"On a constaté que l'intensité de la douleur fluctue au cours de la journée dans certaines conditions expérimentales et cliniques, mais les mécanismes qui sous-tendent ces fluctuations sont inconnus", ont indiqué des chercheurs de l’université de Lyon. Dans le cadre d’une étude publiée dans la revue Brain, ils ont découvert que, comme de multiples fonctions de l’organisme, l’intensité de la douleur était régulée par l’horloge circadienne interne.

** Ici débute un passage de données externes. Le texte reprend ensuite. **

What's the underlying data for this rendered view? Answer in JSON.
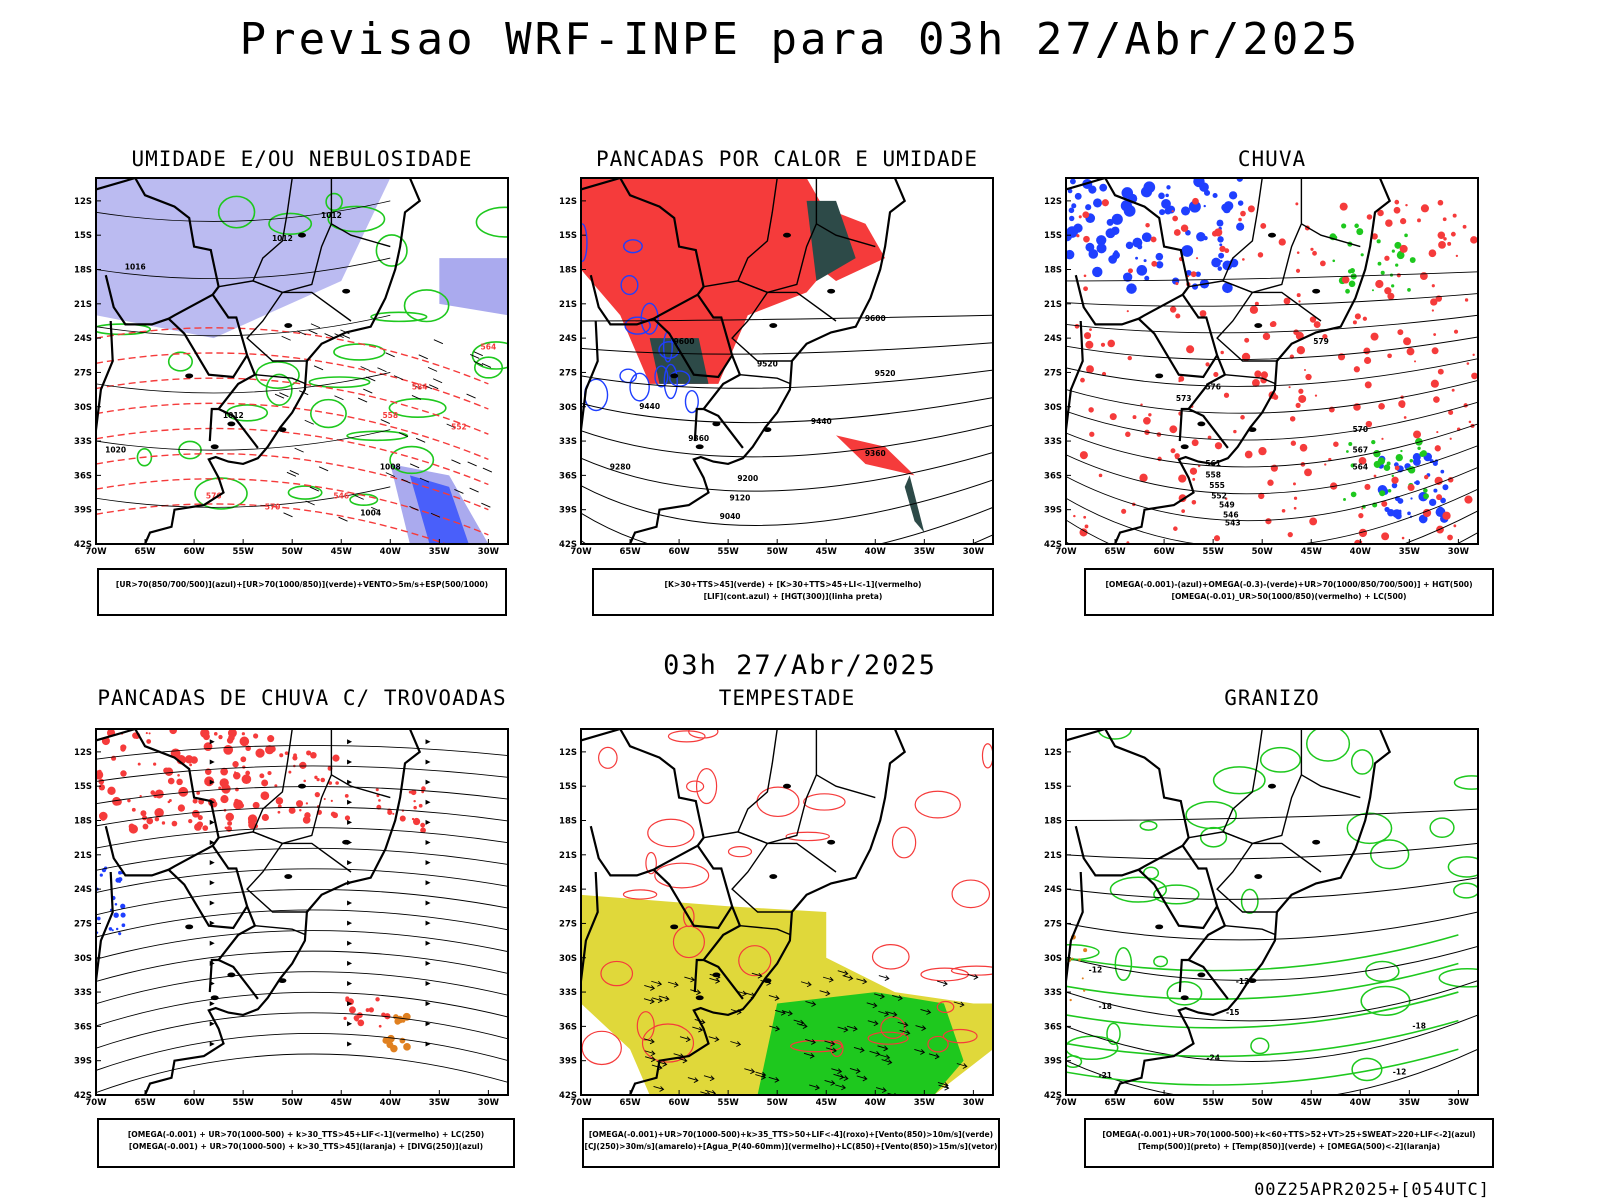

Des conditions d’isolation en laboratoire
Pour parvenir à cette conclusion, les scientifiques ont recruté 12 jeunes adultes et les ont suivis dans des conditions d’isolation temporelle et de constante routine en laboratoire. Pendant 34 heures, les participants ont dû rester éveillés. Ils n’avaient pas de repas à des heures fixes et aucune notion du temps. Les patients consommaient une collation chaque heure. Dans la pièce, la température et la faible luminosité étaient constantes. Durant l’expérience, les volontaires ne changeaient pas de posture, ils étaient en position semi-allongée et ne réalisaient aucun effort.
En outre, les auteurs ont exposé l’avant-bras des jeunes adultes à une source de chaleur toutes les deux heures. Les personnes devaient indiquer lorsque cette zone corporelle devenait douloureuse durant la hausse de la température et évaluer l’intensité de la douleur sur une échelle de 1 à 10.
La perception douloureuse est rythmique
D’après les résultats, la sensibilité à la douleur est rythmique sur 24 heures et fortement contrôlée par l’horloge circadienne interne. Cette sensibilité augmentait de façon linéaire avec la dette de sommeil, c’est-à-dire le manque de sommeil. "Il est souvent dit que le sommeil a une action antalgique. Mais en modélisant mathématiquement nos résultats, nous montrons que l’horloge interne est responsable de 80 % de la variation de la sensation douloureuse au cours de 24 heures, contre seulement 20 % pour le sommeil", a expliqué, Claude Gronfier du Centre de recherche en neurosciences de Lyon, dans un communiqué de l’Inserm.
Un pic entre 3 et 4 heures du matin
Selon l’équipe, l’intensité de la douleur oscille sur 24 heures. Elle est plus intense la nuit, plus précisément entre 3 et 4 heures du matin, et baisse dans l’après-midi, autour de 15 et 16 heures. "On ne sait pas pourquoi la sensibilité est maximale au milieu de la nuit. On peut penser que l’évolution a mis cela en place afin d’être réveillé rapidement en cas de contact douloureux et d’éviter une menace vitale. Pendant la journée, l’individu est conscient de l’environnement et plus facilement sujet aux blessures, ce signal d’alerte pourrait donc être moins nécessaire", a développé Claude Gronfier.